1) Nous associons une approche inductive et une approche déductive. En effet, les processus évoqués par l’expression « les défis du 21e siècle » sont nombreux, hétérogènes et sans doute inégalement pris en considération par les individus et les groupes professionnels analysés. Pour ne pas inférer nos présupposés de chercheur·e·s sur les processus à l’œuvre, leur genèse, leur impact sur les formations et pratiques professionnelles, nous adopterons une posture inductive. A tous les moments de l’enquête, nous laisserons ouverte la désignation par nos enquêté·e·s de ce qui est à mettre au rang des « transitions et défis » et la représentation qu’ils ont des enjeux que cela recouvre.

 

2) Nous nous fondons sur le dialogue entre des approches qualitatives et des approches quantitatives. Sur les questions qui nous intéressent, des sources statistiques et des bases de données existent, souvent sous-exploitées, rarement croisées. Ce sont des statistiques socio-démographiques sur les membres de ces trois groupes, des données d’observatoires (observatoires économiques, observatoires de l’insertion professionnelle, …) produites par des organismes nationaux comme l’INSEE, le CEREQ, l’OMPL (Observatoire des Métiers dans les Professions Libérales) ou les administrations de tutelle de ces domaines professionnels ; par des organisations professionnelles (Ordre des Architectes, Conseil Français des Urbanistes, Collectif National des Jeunes Urbanistes, Fédération Française du Paysage…) ; par des établissements et des chercheur·e·s. Nous en ferons une analyse secondaire et nous y adjoindrons des enquêtes par questionnaires, ciblées sur nos questions. Parce que notre approche donne de l’importance aux représentations et identités professionnelles ainsi qu’aux stratégies d’apprentissage et de positionnement professionnel, le volet qualitatif s’impose pour approcher les ressorts profonds de ces dynamiques. Le programme de travail propose des campagnes d’entretiens, des observations de situations-clés, ou encore du travail documentaire sur des archives et de la littérature grise.Toutes les grilles de questionnaires, d’entretiens et d’observations seront pensées collectivement, avec les responsables des axes 1, 2 et 3 et de l’axe transversal.

 

3) Nous veillons à articuler une réelle prise en compte de la diversité des filières et, en leur sein, de diversités locales, avec une approche ciblée évitant la dispersion de nos moyens.
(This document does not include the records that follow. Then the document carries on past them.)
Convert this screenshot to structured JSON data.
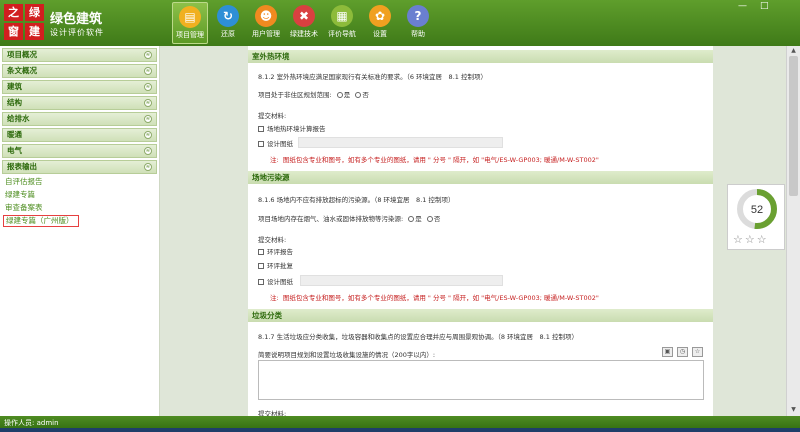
{
  "app": {
    "logo_chars": [
      "之",
      "绿",
      "窗",
      "建"
    ],
    "title": "绿色建筑",
    "subtitle": "设计评价软件",
    "window_controls": [
      "—",
      "□"
    ]
  },
  "toolbar": [
    {
      "label": "项目管理",
      "icon": "document-icon",
      "active": true,
      "color": "#f0b020",
      "glyph": "▤"
    },
    {
      "label": "还原",
      "icon": "refresh-icon",
      "active": false,
      "color": "#2e8fd6",
      "glyph": "↻"
    },
    {
      "label": "用户管理",
      "icon": "user-icon",
      "active": false,
      "color": "#f08a20",
      "glyph": "☻"
    },
    {
      "label": "绿建技术",
      "icon": "tech-icon",
      "active": false,
      "color": "#d94040",
      "glyph": "✖"
    },
    {
      "label": "评价导航",
      "icon": "nav-icon",
      "active": false,
      "color": "#8dbb3a",
      "glyph": "▦"
    },
    {
      "label": "设置",
      "icon": "gear-icon",
      "active": false,
      "color": "#f0a020",
      "glyph": "✿"
    },
    {
      "label": "帮助",
      "icon": "help-icon",
      "active": false,
      "color": "#6a7fd0",
      "glyph": "?"
    }
  ],
  "sidebar": {
    "heads": [
      "项目概况",
      "条文概况",
      "建筑",
      "结构",
      "给排水",
      "暖通",
      "电气",
      "报表输出"
    ],
    "subs": [
      "自评估报告",
      "绿建专篇",
      "审查备案表",
      "绿建专篇（广州版）"
    ],
    "chevron": "≈"
  },
  "sections": {
    "s1": {
      "title": "室外热环境",
      "clause": "8.1.2 室外热环境应满足国家现行有关标准的要求。（6 环境宜居　8.1 控制项）",
      "question": "项目处于非住区规划范围:",
      "radio_yes": "是",
      "radio_no": "否",
      "materials_label": "提交材料:",
      "items": [
        "场地热环境计算报告",
        "设计图纸"
      ],
      "note_label": "注:",
      "note": "图纸包含专业和图号，如有多个专业的图纸，请用 \" 分号 \" 隔开，如 \"电气/ES-W-GP003; 暖通/M-W-ST002\""
    },
    "s2": {
      "title": "场地污染源",
      "clause": "8.1.6 场地内不应有排放超标的污染源。（8 环境宜居　8.1 控制项）",
      "question": "项目场地内存在烟气、油水或固体排放物等污染源:",
      "radio_yes": "是",
      "radio_no": "否",
      "materials_label": "提交材料:",
      "items": [
        "环评报告",
        "环评批复",
        "设计图纸"
      ],
      "note_label": "注:",
      "note": "图纸包含专业和图号，如有多个专业的图纸，请用 \" 分号 \" 隔开，如 \"电气/ES-W-GP003; 暖通/M-W-ST002\""
    },
    "s3": {
      "title": "垃圾分类",
      "clause": "8.1.7 生活垃圾应分类收集，垃圾容器和收集点的设置应合理并应与周围景观协调。（8 环境宜居　8.1 控制项）",
      "textarea_label": "简要说明项目规划和设置垃圾收集设施的情况（200字以内）:",
      "materials_label": "提交材料:"
    }
  },
  "score": {
    "value": "52",
    "fraction": 0.52,
    "color": "#6aa031",
    "stars": "☆☆☆"
  },
  "status": {
    "operator_label": "操作人员:",
    "operator": "admin"
  }
}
Ainsi, un panel de formations a-t-il été retenu pour unifier les enquêtes méso- (entre le niveau macro- des cadrages nationaux et le niveau micro- des approches individualisées). Ces formations sont réparties sur quelques villes telles Bordeaux, Grenoble, Nantes, Paris et Rennes. Ce choix repose tant sur une variété de configurations locales de formation que sur des critères d’accès aux terrains par la présence de membres de l’équipe.

 

Un grand nombre des transitions, voire des bouleversements, qui touchent nos sociétés depuis une vingtaine d’années, au premier chef desquels la lutte contre le changement climatique, ont un impact massif et direct sur la conception et la gestion des espaces habités. De ce fait, les métiers de la fabrique de la ville et des territoires sont soumis à un défi majeur d’adaptation de leurs compétences et de leurs pratiques.
Le projet s’attache aux groupes professionnels des architectes, des urbanistes et des paysagistes comme des « écologies liées » (Abbott, 2003), engagées dans une même dynamique de réajustement au contexte socio-environnemental. Il considère cette dynamique par trois entrées :
1) La socialisation aux métiers, à la lumière des nouveaux enjeux sociétaux, au cours des formations initiales.
Ce questionnement en termes de socialisation professionnelle (Hughes, 1955 ; Dubar, 1991) s’attache au double mouvement d'une évolution de l’offre de formation et de modèles d'identification issus des formateurs d’une part, et d’une construction active par les étudiants de leur stratégie d'apprentissage et de leurs référents identitaires d’autre part. Les hypothèses sont que la réponse à l’incertitude des savoirs et à l’inflexion des pratiques conduit les uns et les autres à tendre vers des cursus à la carte et vers l’ouverture pluridisciplinaire (a), et que les évolutions des contenus des trois filières étudiées présentent des similitudes (b). Le projet vérifie et qualifie ces hypothèses.
2) Les continuités et ruptures dans les trajectoires, face à un contexte d’exercice en recomposition.
La définition interactionniste de la notion de carrière (Hughes, 1958 ; Strauss, 1992), nous porte à mettre en regard les changements intervenant dans les situations professionnelles et le sens qu’ils recouvrent pour les praticiens des groupes étudiés. Notre hypothèse est que les trajectoires à l’œuvre s’articulent autour de trois processus : une primo-insertion, des ajustements progressifs au contexte d’exercice au cours des carrières et parfois des bifurcations radicales.
3) Les groupes professionnels à l’épreuve des réajustements aux transitions.
Les travaux récents en recherche urbaine mettent en exergue diverses dynamiques d’évolution des pratiques professionnelles : l’inscription accrue des architectes, urbanistes et paysagistes dans les activités situées en amont et en aval de la conception ; la généralisation des enjeux socio-écologiques dans leurs discours et pratiques ; le décloisonnement de leur intervention par diverses formes de démocratie participative. Notre hypothèse est que ces trois dynamiques produisent des redécoupages au sein des trois groupes professionnels pris comme objets mais aussi des rapprochements entre eux, sur des segments nouveaux.
Les effets de la féminisation de ces milieux professionnels, les effets de génération et du rapport au savoir et à l’expérience traversent l’ensemble de ces dynamiques.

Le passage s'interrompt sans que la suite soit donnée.